Indeed, while the UPEC settles a little more in the city each year, the Château de Fontainebleau (which depends on the Ministry of Culture) also has a project, disconnected from the first: an international arts campus, around former royal stables. According to its promoters, the site could accommodate 3,000 students. A tidal wave that is not unanimous.

The influx of a new population has whetted the appetite of real estate developers who are buying up individual houses to carve them up into studios for rent.

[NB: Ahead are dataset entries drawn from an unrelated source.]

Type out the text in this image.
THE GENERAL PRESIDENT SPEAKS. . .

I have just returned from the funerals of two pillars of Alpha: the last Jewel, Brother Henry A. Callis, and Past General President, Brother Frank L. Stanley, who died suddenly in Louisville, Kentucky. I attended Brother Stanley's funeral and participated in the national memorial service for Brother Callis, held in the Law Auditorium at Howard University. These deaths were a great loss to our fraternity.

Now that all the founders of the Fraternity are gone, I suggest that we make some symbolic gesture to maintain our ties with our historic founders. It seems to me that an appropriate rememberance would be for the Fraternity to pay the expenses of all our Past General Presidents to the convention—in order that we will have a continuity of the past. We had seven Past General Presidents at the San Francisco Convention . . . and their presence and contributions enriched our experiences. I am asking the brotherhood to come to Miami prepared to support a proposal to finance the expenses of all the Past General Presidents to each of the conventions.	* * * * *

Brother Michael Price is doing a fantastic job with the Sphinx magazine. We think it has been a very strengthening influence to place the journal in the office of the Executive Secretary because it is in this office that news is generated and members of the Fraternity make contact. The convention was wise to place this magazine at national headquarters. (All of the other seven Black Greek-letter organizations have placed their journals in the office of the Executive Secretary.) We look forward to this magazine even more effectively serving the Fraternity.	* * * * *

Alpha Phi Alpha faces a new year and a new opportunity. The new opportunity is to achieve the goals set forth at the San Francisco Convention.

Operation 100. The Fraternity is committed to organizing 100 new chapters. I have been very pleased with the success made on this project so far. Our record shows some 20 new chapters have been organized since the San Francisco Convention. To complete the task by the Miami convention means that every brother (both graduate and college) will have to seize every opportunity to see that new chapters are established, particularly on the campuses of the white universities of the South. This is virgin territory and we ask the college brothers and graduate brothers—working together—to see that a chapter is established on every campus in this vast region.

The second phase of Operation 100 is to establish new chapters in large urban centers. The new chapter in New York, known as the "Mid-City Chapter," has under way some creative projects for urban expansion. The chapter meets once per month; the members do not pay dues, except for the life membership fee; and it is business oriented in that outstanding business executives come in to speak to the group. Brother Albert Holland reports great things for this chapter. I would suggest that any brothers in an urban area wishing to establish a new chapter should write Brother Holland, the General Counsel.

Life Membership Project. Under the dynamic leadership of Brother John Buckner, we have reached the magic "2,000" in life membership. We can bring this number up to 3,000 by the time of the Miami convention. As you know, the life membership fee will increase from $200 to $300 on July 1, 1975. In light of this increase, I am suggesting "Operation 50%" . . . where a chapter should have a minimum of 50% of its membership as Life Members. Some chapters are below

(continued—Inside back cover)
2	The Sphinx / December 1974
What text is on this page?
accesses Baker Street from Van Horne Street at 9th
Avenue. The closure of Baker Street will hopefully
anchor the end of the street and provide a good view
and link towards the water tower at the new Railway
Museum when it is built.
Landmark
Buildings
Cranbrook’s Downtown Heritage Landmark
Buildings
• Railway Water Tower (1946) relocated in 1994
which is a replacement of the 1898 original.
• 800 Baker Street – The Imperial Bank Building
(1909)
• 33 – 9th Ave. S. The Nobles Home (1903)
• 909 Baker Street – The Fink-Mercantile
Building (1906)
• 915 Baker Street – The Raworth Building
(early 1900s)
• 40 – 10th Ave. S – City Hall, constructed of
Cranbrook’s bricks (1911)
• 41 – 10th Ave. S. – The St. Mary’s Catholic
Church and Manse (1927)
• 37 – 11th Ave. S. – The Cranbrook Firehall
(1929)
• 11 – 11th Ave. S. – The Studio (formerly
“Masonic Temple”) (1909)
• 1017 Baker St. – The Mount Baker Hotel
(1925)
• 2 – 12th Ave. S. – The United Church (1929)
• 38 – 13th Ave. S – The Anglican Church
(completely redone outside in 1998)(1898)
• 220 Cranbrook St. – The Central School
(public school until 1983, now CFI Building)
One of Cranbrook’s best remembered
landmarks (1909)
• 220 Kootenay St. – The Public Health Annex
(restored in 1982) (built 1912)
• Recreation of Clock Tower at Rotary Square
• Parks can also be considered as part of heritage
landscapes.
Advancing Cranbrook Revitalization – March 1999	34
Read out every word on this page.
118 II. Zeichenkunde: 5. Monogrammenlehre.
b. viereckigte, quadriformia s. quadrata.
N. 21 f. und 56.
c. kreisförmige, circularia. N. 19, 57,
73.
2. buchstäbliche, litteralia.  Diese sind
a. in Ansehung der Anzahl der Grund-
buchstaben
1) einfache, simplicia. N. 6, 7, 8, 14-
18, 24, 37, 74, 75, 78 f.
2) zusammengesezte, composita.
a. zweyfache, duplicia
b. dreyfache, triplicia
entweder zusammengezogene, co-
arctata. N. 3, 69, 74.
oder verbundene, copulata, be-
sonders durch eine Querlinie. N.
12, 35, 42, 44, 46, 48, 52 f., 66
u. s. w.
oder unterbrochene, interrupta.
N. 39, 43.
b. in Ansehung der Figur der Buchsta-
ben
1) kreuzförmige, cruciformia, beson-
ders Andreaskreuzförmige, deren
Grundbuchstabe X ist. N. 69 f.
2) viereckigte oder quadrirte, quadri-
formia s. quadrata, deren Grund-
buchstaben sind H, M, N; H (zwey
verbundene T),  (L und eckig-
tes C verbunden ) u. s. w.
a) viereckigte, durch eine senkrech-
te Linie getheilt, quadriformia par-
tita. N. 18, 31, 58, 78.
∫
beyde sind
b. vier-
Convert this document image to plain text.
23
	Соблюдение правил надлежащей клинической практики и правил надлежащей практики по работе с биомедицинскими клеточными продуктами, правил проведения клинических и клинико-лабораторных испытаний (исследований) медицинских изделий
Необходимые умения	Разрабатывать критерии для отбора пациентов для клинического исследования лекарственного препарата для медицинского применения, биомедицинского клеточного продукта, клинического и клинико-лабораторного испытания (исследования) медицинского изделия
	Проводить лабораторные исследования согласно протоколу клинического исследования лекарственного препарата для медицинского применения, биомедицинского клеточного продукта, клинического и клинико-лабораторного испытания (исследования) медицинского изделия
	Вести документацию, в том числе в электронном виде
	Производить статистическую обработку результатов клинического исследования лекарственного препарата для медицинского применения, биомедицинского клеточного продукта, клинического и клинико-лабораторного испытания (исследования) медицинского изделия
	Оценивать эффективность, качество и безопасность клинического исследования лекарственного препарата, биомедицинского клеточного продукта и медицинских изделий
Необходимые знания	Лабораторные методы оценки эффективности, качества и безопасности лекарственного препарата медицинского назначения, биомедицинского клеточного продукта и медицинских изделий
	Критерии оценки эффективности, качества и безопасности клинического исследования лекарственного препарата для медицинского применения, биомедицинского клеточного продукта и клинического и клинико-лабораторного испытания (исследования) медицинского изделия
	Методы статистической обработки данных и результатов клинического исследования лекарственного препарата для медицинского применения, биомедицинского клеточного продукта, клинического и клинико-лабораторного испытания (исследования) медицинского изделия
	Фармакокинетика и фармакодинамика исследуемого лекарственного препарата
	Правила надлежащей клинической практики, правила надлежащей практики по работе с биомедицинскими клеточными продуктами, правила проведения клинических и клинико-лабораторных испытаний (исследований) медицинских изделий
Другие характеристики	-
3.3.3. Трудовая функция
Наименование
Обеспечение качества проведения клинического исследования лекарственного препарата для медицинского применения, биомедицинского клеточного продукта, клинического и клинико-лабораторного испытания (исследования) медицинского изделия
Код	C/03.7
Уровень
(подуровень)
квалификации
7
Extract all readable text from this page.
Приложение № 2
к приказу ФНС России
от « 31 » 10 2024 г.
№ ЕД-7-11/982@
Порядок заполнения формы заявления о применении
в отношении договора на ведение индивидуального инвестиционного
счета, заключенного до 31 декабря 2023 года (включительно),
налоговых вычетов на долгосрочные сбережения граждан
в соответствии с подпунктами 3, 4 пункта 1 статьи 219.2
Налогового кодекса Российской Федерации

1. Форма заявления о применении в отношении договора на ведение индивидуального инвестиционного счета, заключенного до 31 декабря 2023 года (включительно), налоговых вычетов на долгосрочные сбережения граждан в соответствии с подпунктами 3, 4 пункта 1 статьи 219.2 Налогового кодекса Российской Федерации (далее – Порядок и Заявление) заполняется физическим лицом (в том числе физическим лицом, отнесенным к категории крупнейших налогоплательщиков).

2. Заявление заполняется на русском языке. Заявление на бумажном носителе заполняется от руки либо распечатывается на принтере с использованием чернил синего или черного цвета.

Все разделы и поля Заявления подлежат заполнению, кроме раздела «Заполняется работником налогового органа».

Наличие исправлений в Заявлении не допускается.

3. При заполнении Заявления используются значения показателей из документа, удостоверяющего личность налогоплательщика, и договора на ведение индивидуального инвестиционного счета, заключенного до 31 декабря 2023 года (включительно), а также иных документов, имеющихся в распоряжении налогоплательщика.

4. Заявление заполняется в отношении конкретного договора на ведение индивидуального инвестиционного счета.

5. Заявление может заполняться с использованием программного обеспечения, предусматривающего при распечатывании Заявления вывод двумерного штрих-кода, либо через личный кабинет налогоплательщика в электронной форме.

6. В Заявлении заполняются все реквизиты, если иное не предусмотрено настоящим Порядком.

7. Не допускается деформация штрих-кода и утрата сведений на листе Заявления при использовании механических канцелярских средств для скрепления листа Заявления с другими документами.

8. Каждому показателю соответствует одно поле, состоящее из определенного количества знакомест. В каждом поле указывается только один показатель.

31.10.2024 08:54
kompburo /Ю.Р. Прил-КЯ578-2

First pitfall: housing. The influx of a new population has whetted the appetite of real estate developers who are buying individual houses to cut them into studios for rent. The consequence is “the explosion in the cost of real estate and families who are finding it increasingly difficult to settle down”, observes Marie-Charlotte Nouhaud, mayor (LR) of Avon, a city landlocked in Fontainebleau. In 2022, students must pay around 600 euros per month for accommodation. ” It’s expensive “ testifies Lou Huart, student at UPEC. And the real estate situation should improve: “From 2023, supply will not be enough to meet demand”provides Arthur Noirot, responsible for transactions within the real estate agency Hacquin Dauvergne.